But lots of things can get in the way of clinic time, especially in residency, when one learns skills in multiple sights across a variety of disciplines. How does a training program maintain a focus on outpatient clinic in the setting of many other requirements? In short, how do we make "Clinic First"?
It turns out these questions are being asked by many family medicine residency programs across the country. Our program director, Dr. Bernheisel, was proud to further this discussion by sending a small group, including chief residents Dr. Ciani and Dr. Beckman, intern Dr. Gausvik, and core faculty Dr. Spata to the AFMRD Clinic First Collaborative in Kansas City. The collaborative was attended by 18 programs in various stages of implementing their own form of a "Clinic First" residency.
Our team returned from the meeting with a new mascot, the "Clinic First" Hippo, and a high level of excitement to share what they had learned. "Clinic First" is more than a schedule, a curriculum, or a 2-word mantra to hum while reflecting on difficult clinic experiences.

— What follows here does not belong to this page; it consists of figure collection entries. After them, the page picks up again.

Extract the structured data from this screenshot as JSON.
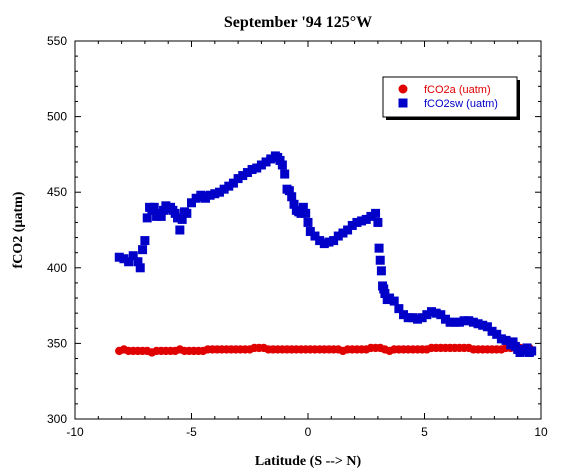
{
  "chart_data": {
    "type": "scatter",
    "title": "September '94 125°W",
    "xlabel": "Latitude (S --> N)",
    "ylabel": "fCO2 (µatm)",
    "xlim": [
      -10,
      10
    ],
    "ylim": [
      300,
      550
    ],
    "xticks": [
      -10,
      -5,
      0,
      5,
      10
    ],
    "yticks": [
      300,
      350,
      400,
      450,
      500,
      550
    ],
    "grid": false,
    "legend_position": "top-right",
    "series": [
      {
        "name": "fCO2a (uatm)",
        "color": "#e00000",
        "marker": "circle",
        "x": [
          -8.1,
          -7.9,
          -7.7,
          -7.5,
          -7.3,
          -7.1,
          -6.9,
          -6.7,
          -6.5,
          -6.3,
          -6.1,
          -5.9,
          -5.7,
          -5.5,
          -5.3,
          -5.1,
          -4.9,
          -4.7,
          -4.5,
          -4.3,
          -4.1,
          -3.9,
          -3.7,
          -3.5,
          -3.3,
          -3.1,
          -2.9,
          -2.7,
          -2.5,
          -2.3,
          -2.1,
          -1.9,
          -1.7,
          -1.5,
          -1.3,
          -1.1,
          -0.9,
          -0.7,
          -0.5,
          -0.3,
          -0.1,
          0.1,
          0.3,
          0.5,
          0.7,
          0.9,
          1.1,
          1.3,
          1.5,
          1.7,
          1.9,
          2.1,
          2.3,
          2.5,
          2.7,
          2.9,
          3.1,
          3.3,
          3.5,
          3.7,
          3.9,
          4.1,
          4.3,
          4.5,
          4.7,
          4.9,
          5.1,
          5.3,
          5.5,
          5.7,
          5.9,
          6.1,
          6.3,
          6.5,
          6.7,
          6.9,
          7.1,
          7.3,
          7.5,
          7.7,
          7.9,
          8.1,
          8.3,
          8.5,
          8.7,
          8.9,
          9.1,
          9.3,
          9.5
        ],
        "y": [
          345,
          346,
          345,
          345,
          345,
          345,
          345,
          344,
          345,
          345,
          345,
          345,
          345,
          346,
          345,
          345,
          345,
          345,
          345,
          346,
          346,
          346,
          346,
          346,
          346,
          346,
          346,
          346,
          346,
          347,
          347,
          347,
          346,
          346,
          346,
          346,
          346,
          346,
          346,
          346,
          346,
          346,
          346,
          346,
          346,
          346,
          346,
          346,
          345,
          346,
          346,
          346,
          346,
          346,
          347,
          347,
          347,
          346,
          345,
          346,
          346,
          346,
          346,
          346,
          346,
          346,
          346,
          347,
          347,
          347,
          347,
          347,
          347,
          347,
          347,
          347,
          346,
          346,
          346,
          346,
          346,
          346,
          346,
          347,
          347,
          347,
          347,
          347,
          347
        ]
      },
      {
        "name": "fCO2sw (uatm)",
        "color": "#0000c8",
        "marker": "square",
        "x": [
          -8.1,
          -7.9,
          -7.7,
          -7.5,
          -7.3,
          -7.2,
          -7.1,
          -7.0,
          -6.9,
          -6.8,
          -6.7,
          -6.6,
          -6.5,
          -6.4,
          -6.3,
          -6.2,
          -6.1,
          -6.0,
          -5.9,
          -5.8,
          -5.7,
          -5.6,
          -5.5,
          -5.4,
          -5.3,
          -5.2,
          -5.0,
          -4.8,
          -4.6,
          -4.5,
          -4.4,
          -4.2,
          -4.0,
          -3.8,
          -3.6,
          -3.4,
          -3.2,
          -3.0,
          -2.8,
          -2.6,
          -2.4,
          -2.2,
          -2.0,
          -1.8,
          -1.6,
          -1.4,
          -1.3,
          -1.2,
          -1.1,
          -1.0,
          -0.9,
          -0.8,
          -0.7,
          -0.6,
          -0.5,
          -0.4,
          -0.3,
          -0.2,
          -0.1,
          0.0,
          0.1,
          0.3,
          0.5,
          0.7,
          0.9,
          1.1,
          1.3,
          1.5,
          1.7,
          1.9,
          2.1,
          2.3,
          2.5,
          2.7,
          2.9,
          3.0,
          3.05,
          3.1,
          3.15,
          3.2,
          3.25,
          3.3,
          3.4,
          3.5,
          3.7,
          3.9,
          4.1,
          4.3,
          4.5,
          4.7,
          4.9,
          5.1,
          5.3,
          5.5,
          5.7,
          5.9,
          6.1,
          6.3,
          6.5,
          6.7,
          6.9,
          7.1,
          7.3,
          7.5,
          7.7,
          7.9,
          8.1,
          8.3,
          8.5,
          8.7,
          8.8,
          8.9,
          9.0,
          9.1,
          9.2,
          9.3,
          9.4,
          9.5,
          9.6
        ],
        "y": [
          407,
          406,
          404,
          408,
          404,
          400,
          412,
          418,
          433,
          440,
          438,
          440,
          434,
          436,
          434,
          438,
          441,
          439,
          440,
          438,
          436,
          433,
          425,
          432,
          437,
          436,
          443,
          446,
          448,
          447,
          446,
          448,
          449,
          450,
          452,
          454,
          456,
          459,
          461,
          463,
          465,
          466,
          468,
          470,
          472,
          474,
          473,
          471,
          468,
          462,
          452,
          451,
          447,
          442,
          438,
          437,
          436,
          440,
          436,
          430,
          424,
          421,
          418,
          416,
          417,
          418,
          421,
          423,
          425,
          428,
          430,
          431,
          432,
          434,
          436,
          430,
          413,
          405,
          398,
          388,
          386,
          383,
          379,
          380,
          378,
          373,
          369,
          367,
          367,
          366,
          367,
          369,
          371,
          370,
          369,
          366,
          364,
          364,
          364,
          365,
          365,
          364,
          363,
          362,
          361,
          358,
          356,
          353,
          352,
          349,
          351,
          348,
          346,
          344,
          345,
          346,
          347,
          344,
          345
        ]
      }
    ]
  }
}
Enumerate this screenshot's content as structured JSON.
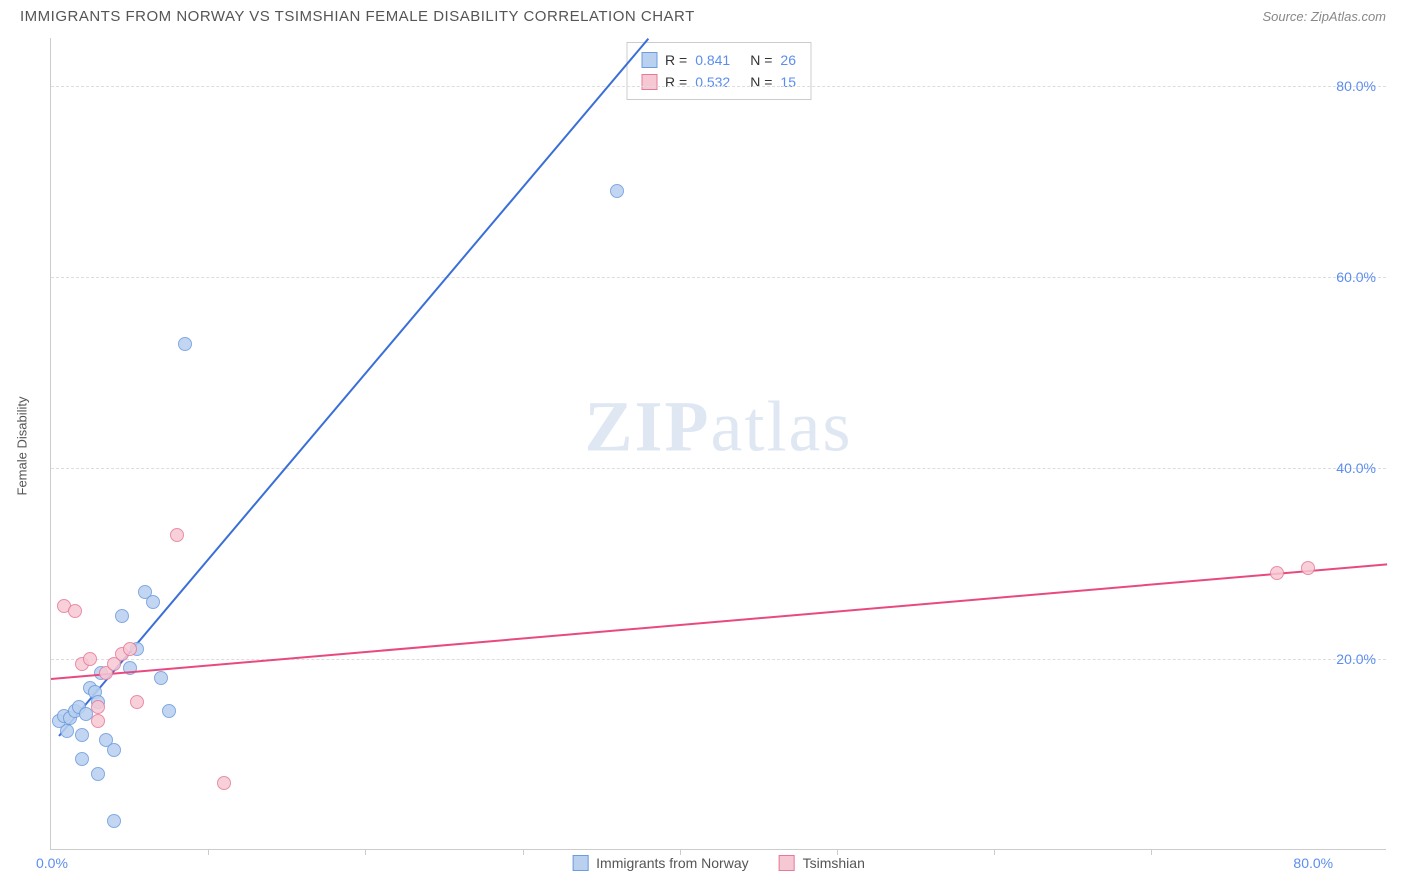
{
  "title": "IMMIGRANTS FROM NORWAY VS TSIMSHIAN FEMALE DISABILITY CORRELATION CHART",
  "source": "Source: ZipAtlas.com",
  "watermark": {
    "bold": "ZIP",
    "light": "atlas"
  },
  "y_axis_label": "Female Disability",
  "chart": {
    "type": "scatter",
    "xlim": [
      0,
      85
    ],
    "ylim": [
      0,
      85
    ],
    "x_ticks": [
      {
        "value": 0,
        "label": "0.0%"
      },
      {
        "value": 80,
        "label": "80.0%"
      }
    ],
    "x_minor_ticks": [
      10,
      20,
      30,
      40,
      50,
      60,
      70
    ],
    "y_ticks": [
      {
        "value": 20,
        "label": "20.0%"
      },
      {
        "value": 40,
        "label": "40.0%"
      },
      {
        "value": 60,
        "label": "60.0%"
      },
      {
        "value": 80,
        "label": "80.0%"
      }
    ],
    "grid_color": "#dddddd",
    "background_color": "#ffffff",
    "series": [
      {
        "name": "Immigrants from Norway",
        "fill_color": "#b9d0ef",
        "stroke_color": "#6d9be0",
        "line_color": "#3a6fd8",
        "marker_radius": 7,
        "r_value": "0.841",
        "n_value": "26",
        "points": [
          [
            0.5,
            13.5
          ],
          [
            0.8,
            14.0
          ],
          [
            1.0,
            12.5
          ],
          [
            1.2,
            13.8
          ],
          [
            1.5,
            14.5
          ],
          [
            1.8,
            15.0
          ],
          [
            2.0,
            12.0
          ],
          [
            2.2,
            14.2
          ],
          [
            2.5,
            17.0
          ],
          [
            2.8,
            16.5
          ],
          [
            3.0,
            15.5
          ],
          [
            3.2,
            18.5
          ],
          [
            3.5,
            11.5
          ],
          [
            4.0,
            10.5
          ],
          [
            4.5,
            24.5
          ],
          [
            5.0,
            19.0
          ],
          [
            5.5,
            21.0
          ],
          [
            6.0,
            27.0
          ],
          [
            6.5,
            26.0
          ],
          [
            7.0,
            18.0
          ],
          [
            7.5,
            14.5
          ],
          [
            3.0,
            8.0
          ],
          [
            4.0,
            3.0
          ],
          [
            8.5,
            53.0
          ],
          [
            36.0,
            69.0
          ],
          [
            2.0,
            9.5
          ]
        ],
        "trend": {
          "x1": 0.5,
          "y1": 12.0,
          "x2": 38.0,
          "y2": 85.0
        }
      },
      {
        "name": "Tsimshian",
        "fill_color": "#f6c8d4",
        "stroke_color": "#e77a9a",
        "line_color": "#e84a7f",
        "marker_radius": 7,
        "r_value": "0.532",
        "n_value": "15",
        "points": [
          [
            0.8,
            25.5
          ],
          [
            1.5,
            25.0
          ],
          [
            2.0,
            19.5
          ],
          [
            2.5,
            20.0
          ],
          [
            3.0,
            15.0
          ],
          [
            3.5,
            18.5
          ],
          [
            4.0,
            19.5
          ],
          [
            4.5,
            20.5
          ],
          [
            5.0,
            21.0
          ],
          [
            5.5,
            15.5
          ],
          [
            8.0,
            33.0
          ],
          [
            11.0,
            7.0
          ],
          [
            78.0,
            29.0
          ],
          [
            80.0,
            29.5
          ],
          [
            3.0,
            13.5
          ]
        ],
        "trend": {
          "x1": 0.0,
          "y1": 18.0,
          "x2": 85.0,
          "y2": 30.0
        }
      }
    ]
  },
  "legend_top": {
    "r_label": "R =",
    "n_label": "N ="
  }
}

It is a mission to equip primary care doctors to face the myriad of challenges awaiting within the current state of healthcare. At the core this model focuses on the need for consistent resident schedules, which prioritize continuity with patients, an increase in resident clinic time, the development of cohesive and multidisciplinary clinic teams, and engagement of residents in practice transformation.
We are excited to continue our learning in web-based conferences as we work to transform our residency to be "Clinic First!"